The Water@Wayne Seminar will feature, "Twenty-five years of ecological change in New York's Hudson River: lessons for the world's rivers," with David Strayer, Cary Institute of Ecosystem Studies In New York. David Strayer is a distinguished senior scientist emeritus at the Cary Institute of Ecosystem Studies. He received a B.S. from Michigan State University and a Ph.D. from Cornell University, and has conducted research for almost 40 years on the distribution and roles of native and non-native bivalves, meiofauna, Hudson River ecology, conservation biology, and biological invasions.

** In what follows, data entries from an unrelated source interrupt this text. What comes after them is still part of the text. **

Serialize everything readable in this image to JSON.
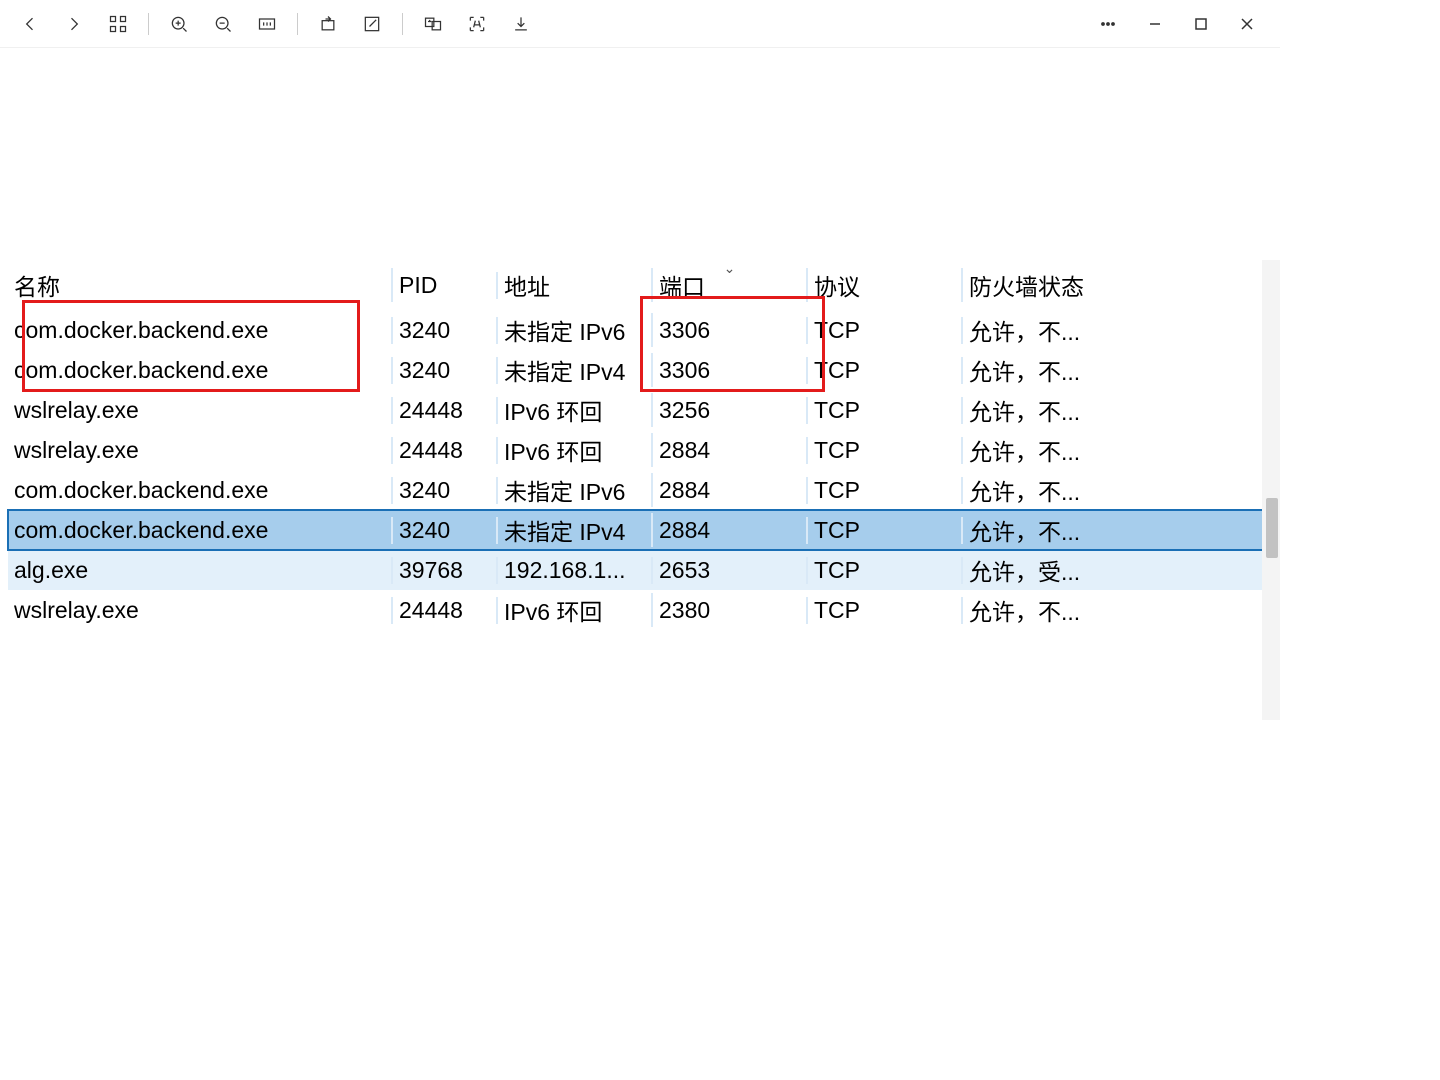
{
  "toolbar": {
    "back": "Back",
    "forward": "Forward",
    "apps": "Apps",
    "zoom_in": "Zoom In",
    "zoom_out": "Zoom Out",
    "actual": "1:1",
    "rotate": "Rotate",
    "edit": "Edit",
    "translate": "Translate",
    "ocr": "OCR",
    "save": "Save",
    "more": "More",
    "minimize": "Minimize",
    "maximize": "Maximize",
    "close": "Close"
  },
  "table": {
    "headers": {
      "name": "名称",
      "pid": "PID",
      "address": "地址",
      "port": "端口",
      "protocol": "协议",
      "firewall": "防火墙状态"
    },
    "sort_column": "port",
    "sort_dir": "desc",
    "rows": [
      {
        "name": "com.docker.backend.exe",
        "pid": "3240",
        "address": "未指定 IPv6",
        "port": "3306",
        "protocol": "TCP",
        "firewall": "允许，不...",
        "state": ""
      },
      {
        "name": "com.docker.backend.exe",
        "pid": "3240",
        "address": "未指定 IPv4",
        "port": "3306",
        "protocol": "TCP",
        "firewall": "允许，不...",
        "state": ""
      },
      {
        "name": "wslrelay.exe",
        "pid": "24448",
        "address": "IPv6 环回",
        "port": "3256",
        "protocol": "TCP",
        "firewall": "允许，不...",
        "state": ""
      },
      {
        "name": "wslrelay.exe",
        "pid": "24448",
        "address": "IPv6 环回",
        "port": "2884",
        "protocol": "TCP",
        "firewall": "允许，不...",
        "state": ""
      },
      {
        "name": "com.docker.backend.exe",
        "pid": "3240",
        "address": "未指定 IPv6",
        "port": "2884",
        "protocol": "TCP",
        "firewall": "允许，不...",
        "state": ""
      },
      {
        "name": "com.docker.backend.exe",
        "pid": "3240",
        "address": "未指定 IPv4",
        "port": "2884",
        "protocol": "TCP",
        "firewall": "允许，不...",
        "state": "selected"
      },
      {
        "name": "alg.exe",
        "pid": "39768",
        "address": "192.168.1...",
        "port": "2653",
        "protocol": "TCP",
        "firewall": "允许，受...",
        "state": "highlight"
      },
      {
        "name": "wslrelay.exe",
        "pid": "24448",
        "address": "IPv6 环回",
        "port": "2380",
        "protocol": "TCP",
        "firewall": "允许，不...",
        "state": ""
      }
    ]
  }
}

Like many modern rivers, the Hudson is subject to many changes from both natural and anthropogenic causes. Strayer will show examples of such recent changes to the Hudson as a result of species invasions, climate change and extreme weather, changes in harvest, and biological evolution, as well as some long-term changes of unknown cause. These changes affect many parts of the Hudson River ecosystem, from water chemistry to fish populations, and many are large. Both the drivers of change and the changes themselves are highly varied, including pulse, press, and ramp drivers, which led to responses that included long-term trends, step-changes, and abrupt spikes and dips. Such changes pose serious challenges to understanding and managing large-river ecosystems.

A short reception will immediately follow the seminar.